REPUBLIKA.CO.ID, FREETOWN -- Setelah bulan lalu ebola melanda kawasan timur Sierra Leone, kini ebola memukul wilayah barat negara ini. Pemerintah setempat menyatakan pada Selasa (21/10), setiap hari puluhan orang jatuh sakit.
Pusat Respon Nasional Ebola (NERC) melaporkan, 49 kasus ebola telah dikonfirmasi hanya dalam satu hari, pada Senin (20/10), di dua zona ebola di sekitar ibukota. Anggota Parlemen Claude Kamanda yang mewakili wilayah barat mengatakan, lebih dari 20 kematian telah tercatat setiap harinya.
Sebagaimana dilaporkan Associated Press, Kamandana mengatakan pada surat kabat Politico, pihak berwenang tengah menghadapi tantangan untuk mengumpulkan mayat. Baik dari rumah-rumah yang telah dikarantina maupun yang tidak.
Pihak berwenang mengatakan, perpindahan orang-orang dari pedalaman ke Waterloo yang merupakan pintu gerbang ke Freetown menjadi pemicu meningkatnya kasus di barat. Ada anggapan kuat bahwa, banyak orang yang melanggar kebijakan karantina dan datang ke Freetown melalui Waterloo.
Hingga saat ini total 851 kasus ebola telah dikonfirmasi di dua zona yaitu, wilayah barat kota dan barat pedesaan. Diperkirakan wilayah barat akan melampaui jumlah kasus di timur yang menjadi pusat penyebaran di Sierra Leone. NERC mengatakan, dari data yang ada, 1012 kasus ebola telah dikonfirmasi di distrik-distrik timur seperti Kenema dan Kailahun.
Belum ada lagi kasus terbaru yang dilaporkan di Kenema dan Kailahun, hingga Senin. Namun juru bicara Organisasi Kesehatan Dunia (WHO) di Sierra Leone Margaret Harris mengatakan, masih terlalu dini menyatakan epidemi ebola di timur telah padam.
"Ada penurunan kasus baru (ebola) di Kenema dan Kailahun, tapi ada sedikit kasus yang terjadi karena penguburan yang tak benar. Jadi terlalu dini mengatakan, kita memiliki penurunan yang nyata," kata Harris.
Surat kabar lokal pada Selasa telah menyarankan pihak berwenang, untuk mengkarantina wilayah Waterloo. Program Pangan Dunia (WFP) juga telah mengirimkan bantuan makanan darurat pada warga di sana, selama akhir pekan.
"Meningkatnya rasa takur membuat masyarakat tak punya pilihan selain menyerukan pemerintah mengkarantina Waterloo. Ini seperti yang dilakukan di tempat lain termasuk Kailahun, Kenema, Bombali, Pelabuhan Loko dan Moyamba," tulis surat kabar Exclusive.
Banyak warga mencatat, ebola 'bergerak' mengikuti rute pemberontak pada 1991 yang memulai perang di distrik Kailahun. Perang berakhir di Freetown satu dekade kemudian. Sekarang musuh mereka adalah penyakit dan pemerintah diharapkan menaruh perhatian lebih dari sekadar respon gaya militer.
Presiden Ernest Bai Koroma pekan lalu menunjuk Menteri Pertahanan Alfred Palo Conteh menjadi Direktur NERC. NERC sendiri berkantor pusat di bekas gedung bekas Pengadilan Kejahatan Perang, di ujung barat Freetown.
WHO mengatakan, tiga negara Afrika Barat seperti Liberia, Sierra Leone dan Guine merupakan negara yang paling parah terpapar ebola.
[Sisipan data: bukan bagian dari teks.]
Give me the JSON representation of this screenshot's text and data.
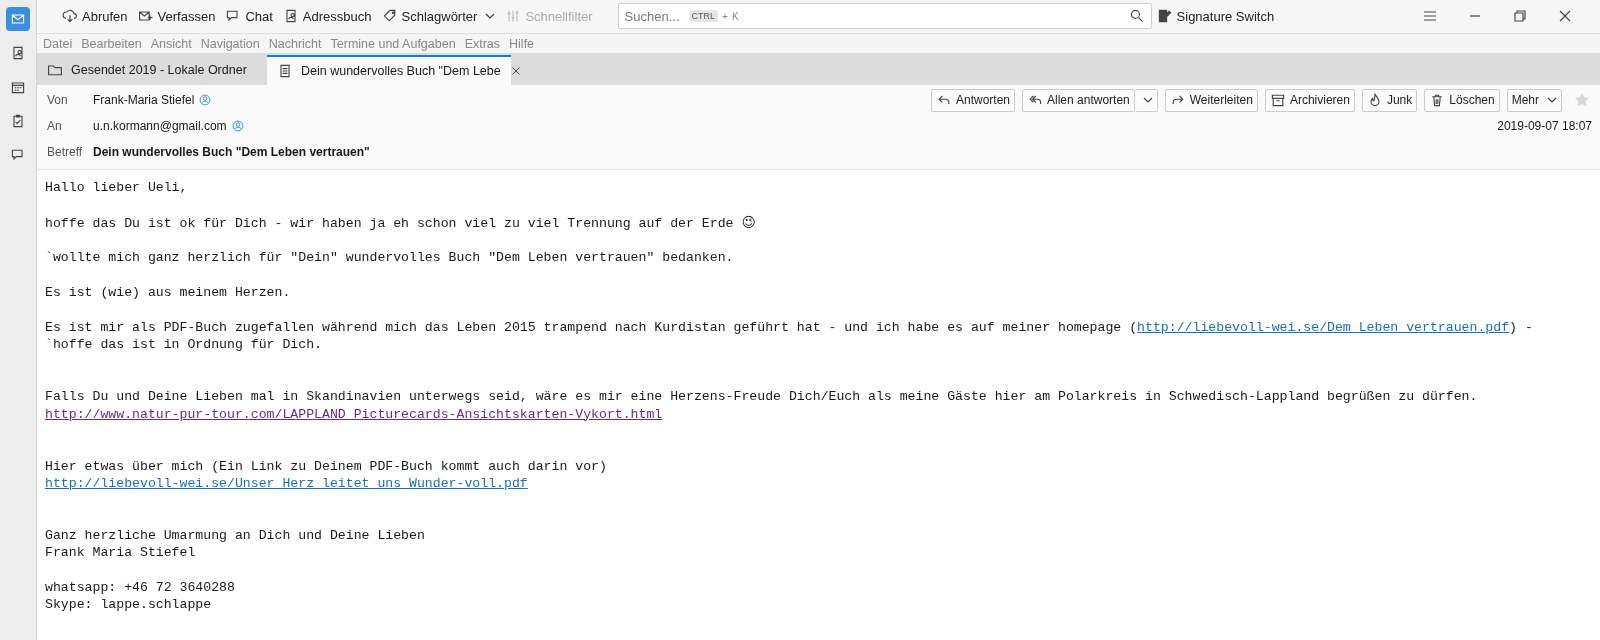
{
  "spaces": [
    {
      "kind": "mail",
      "selected": true
    },
    {
      "kind": "contacts",
      "selected": false
    },
    {
      "kind": "calendar",
      "selected": false
    },
    {
      "kind": "tasks",
      "selected": false
    },
    {
      "kind": "chat",
      "selected": false
    }
  ],
  "toolbar": [
    {
      "kind": "download",
      "label": "Abrufen",
      "disabled": false
    },
    {
      "kind": "compose",
      "label": "Verfassen",
      "disabled": false
    },
    {
      "kind": "chat",
      "label": "Chat",
      "disabled": false
    },
    {
      "kind": "addressbook",
      "label": "Adressbuch",
      "disabled": false
    },
    {
      "kind": "tag",
      "label": "Schlagwörter",
      "disabled": false,
      "dropdown": true
    },
    {
      "kind": "filter",
      "label": "Schnellfilter",
      "disabled": true
    }
  ],
  "search": {
    "placeholder": "Suchen...",
    "keys": [
      "CTRL",
      "+",
      "K"
    ]
  },
  "signature_switch": "Signature Switch",
  "menu": [
    "Datei",
    "Bearbeiten",
    "Ansicht",
    "Navigation",
    "Nachricht",
    "Termine und Aufgaben",
    "Extras",
    "Hilfe"
  ],
  "tabs": [
    {
      "kind": "folder",
      "label": "Gesendet 2019 - Lokale Ordner",
      "selected": false
    },
    {
      "kind": "message",
      "label": "Dein wundervolles Buch \"Dem Lebe",
      "selected": true
    }
  ],
  "header": {
    "from_label": "Von",
    "from": "Frank-Maria Stiefel",
    "to_label": "An",
    "to": "u.n.kormann@gmail.com",
    "subject_label": "Betreff",
    "subject": "Dein wundervolles Buch \"Dem Leben vertrauen\"",
    "date": "2019-09-07 18:07",
    "actions": [
      {
        "kind": "reply",
        "label": "Antworten"
      },
      {
        "kind": "replyall",
        "label": "Allen antworten"
      },
      {
        "kind": "forward",
        "label": "Weiterleiten"
      },
      {
        "kind": "archive",
        "label": "Archivieren"
      },
      {
        "kind": "junk",
        "label": "Junk"
      },
      {
        "kind": "delete",
        "label": "Löschen"
      },
      {
        "kind": "more",
        "label": "Mehr"
      }
    ],
    "starred": false
  },
  "body": [
    {
      "kind": "normal",
      "lines": [
        [
          {
            "kind": "text",
            "text": "Hallo lieber Ueli,"
          }
        ]
      ]
    },
    {
      "kind": "normal",
      "lines": [
        [
          {
            "kind": "text",
            "text": "hoffe das Du ist ok für Dich - wir haben ja eh schon viel zu viel Trennung auf der Erde "
          },
          {
            "kind": "emoji",
            "text": "😉"
          }
        ]
      ]
    },
    {
      "kind": "normal",
      "lines": [
        [
          {
            "kind": "text",
            "text": "`wollte mich ganz herzlich für \"Dein\" wundervolles Buch \"Dem Leben vertrauen\" bedanken."
          }
        ]
      ]
    },
    {
      "kind": "normal",
      "lines": [
        [
          {
            "kind": "text",
            "text": "Es ist (wie) aus meinem Herzen."
          }
        ]
      ]
    },
    {
      "kind": "normal",
      "lines": [
        [
          {
            "kind": "text",
            "text": "Es ist mir als PDF-Buch zugefallen während mich das Leben 2015 trampend nach Kurdistan geführt hat - und ich habe es auf meiner homepage ("
          },
          {
            "kind": "link",
            "text": "http://liebevoll-wei.se/Dem_Leben_vertrauen.pdf",
            "visited": false
          },
          {
            "kind": "text",
            "text": ") -"
          }
        ],
        [
          {
            "kind": "text",
            "text": "`hoffe das ist in Ordnung für Dich."
          }
        ]
      ]
    },
    {
      "kind": "spaced",
      "lines": [
        [
          {
            "kind": "text",
            "text": "Falls Du und Deine Lieben mal in Skandinavien unterwegs seid, wäre es mir eine Herzens-Freude Dich/Euch als meine Gäste hier am Polarkreis in Schwedisch-Lappland begrüßen zu dürfen."
          }
        ],
        [
          {
            "kind": "link",
            "text": "http://www.natur-pur-tour.com/LAPPLAND_Picturecards-Ansichtskarten-Vykort.html",
            "visited": true
          }
        ]
      ]
    },
    {
      "kind": "spaced",
      "lines": [
        [
          {
            "kind": "text",
            "text": "Hier etwas über mich (Ein Link zu Deinem PDF-Buch kommt auch darin vor)"
          }
        ],
        [
          {
            "kind": "link",
            "text": "http://liebevoll-wei.se/Unser_Herz_leitet_uns_Wunder-voll.pdf",
            "visited": false
          }
        ]
      ]
    },
    {
      "kind": "spaced",
      "lines": [
        [
          {
            "kind": "text",
            "text": "Ganz herzliche Umarmung an Dich und Deine Lieben"
          }
        ],
        [
          {
            "kind": "text",
            "text": "Frank Maria Stiefel"
          }
        ]
      ]
    },
    {
      "kind": "normal",
      "lines": [
        [
          {
            "kind": "text",
            "text": "whatsapp: +46 72 3640288"
          }
        ],
        [
          {
            "kind": "text",
            "text": "Skype: lappe.schlappe"
          }
        ]
      ]
    }
  ]
}
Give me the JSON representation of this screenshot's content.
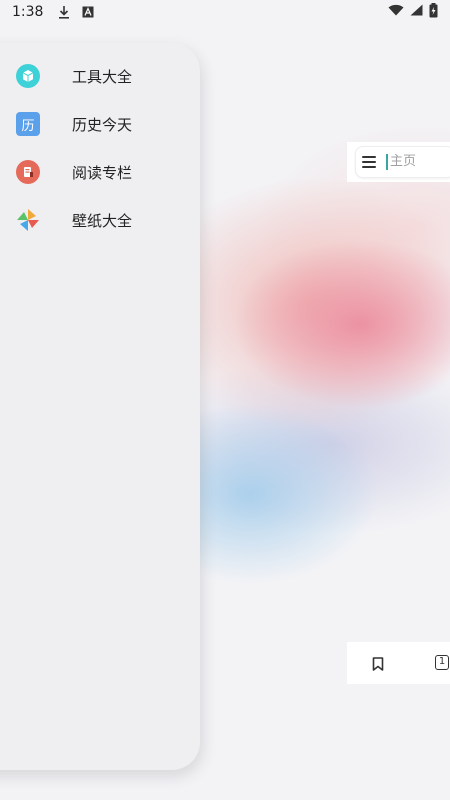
{
  "status_bar": {
    "time": "1:38",
    "left_icons": [
      "download-icon",
      "a-icon"
    ],
    "right_icons": [
      "wifi-icon",
      "signal-icon",
      "battery-icon"
    ]
  },
  "drawer": {
    "items": [
      {
        "label": "工具大全",
        "icon": "cube-icon",
        "color": "#3ed1d8"
      },
      {
        "label": "历史今天",
        "icon": "history-icon",
        "icon_text": "历",
        "color": "#5aa0ea"
      },
      {
        "label": "阅读专栏",
        "icon": "reading-icon",
        "color": "#e56a59"
      },
      {
        "label": "壁纸大全",
        "icon": "pinwheel-icon",
        "color": "#f2a93b"
      }
    ]
  },
  "search": {
    "placeholder_text": "主页"
  },
  "bottom_bar": {
    "tab_count": "1"
  }
}
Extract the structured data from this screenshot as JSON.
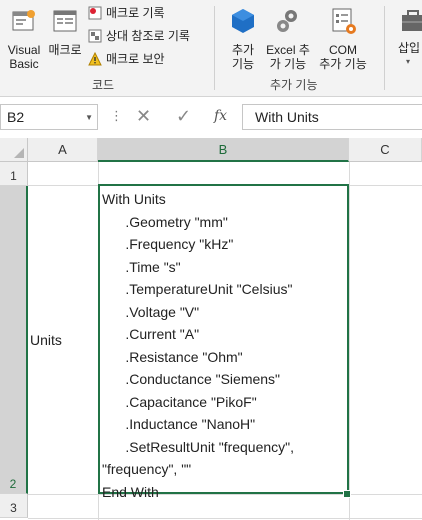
{
  "ribbon": {
    "visual_basic": [
      "Visual",
      "Basic"
    ],
    "macros": "매크로",
    "record_macro": "매크로 기록",
    "relative_refs": "상대 참조로 기록",
    "macro_security": "매크로 보안",
    "group_code": "코드",
    "addins": [
      "추가",
      "기능"
    ],
    "excel_addins": [
      "Excel 추",
      "가 기능"
    ],
    "com_addins": [
      "COM",
      "추가 기능"
    ],
    "group_addins": "추가 기능",
    "insert": "삽입"
  },
  "formula_bar": {
    "name_box": "B2",
    "fx_label": "fx",
    "formula": "With Units"
  },
  "sheet": {
    "columns": [
      "A",
      "B",
      "C"
    ],
    "rows": [
      "1",
      "2",
      "3"
    ],
    "cell_a2": "Units",
    "cell_b2_lines": [
      "With Units",
      "      .Geometry \"mm\"",
      "      .Frequency \"kHz\"",
      "      .Time \"s\"",
      "      .TemperatureUnit \"Celsius\"",
      "      .Voltage \"V\"",
      "      .Current \"A\"",
      "      .Resistance \"Ohm\"",
      "      .Conductance \"Siemens\"",
      "      .Capacitance \"PikoF\"",
      "      .Inductance \"NanoH\"",
      "      .SetResultUnit \"frequency\",",
      "\"frequency\", \"\"",
      "End With"
    ]
  },
  "colors": {
    "accent": "#217346"
  }
}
Hingga saat ini kematian akibat ebola mencapai 4.500 kasus, mayoritas berasal dari tiga negara tersebut.
Di Guine, Selasa, ratusan warga di Conakry yang bersebelahan dengan Stasiun Kaporo memprotes pembangunan pusat perawatan ebola di dekat wilayah itu. Warga khawatir ebola dapat mencemari lingkungan mereka.
"Kami tak ingin rumah sakit di sini. Mereka ingin mencemari lingkungan kami. Tak ada yang akan membeli apa pun di sini jika pusat perawatan didirikan," kata juru bicara warga Binta Sow.
Pada Selasa, negara Afrika Timur Rwanda melakukan pemeriksaan khusus pada wisatawan asal Amerika Serikat dan Spanyol.
Departemen Kesehatan Rwanda mengatakan, semua penumpang dari AS dan Spanyol akan memeriksa suhu badan saat kedatangan. Jika penumpang mengalami demam mereka akan ditolak masuk. Jika tak ada demam, wisatawan harus melaporkan kondisi kesehatan mereka sehari-hari pada pihak berwenang.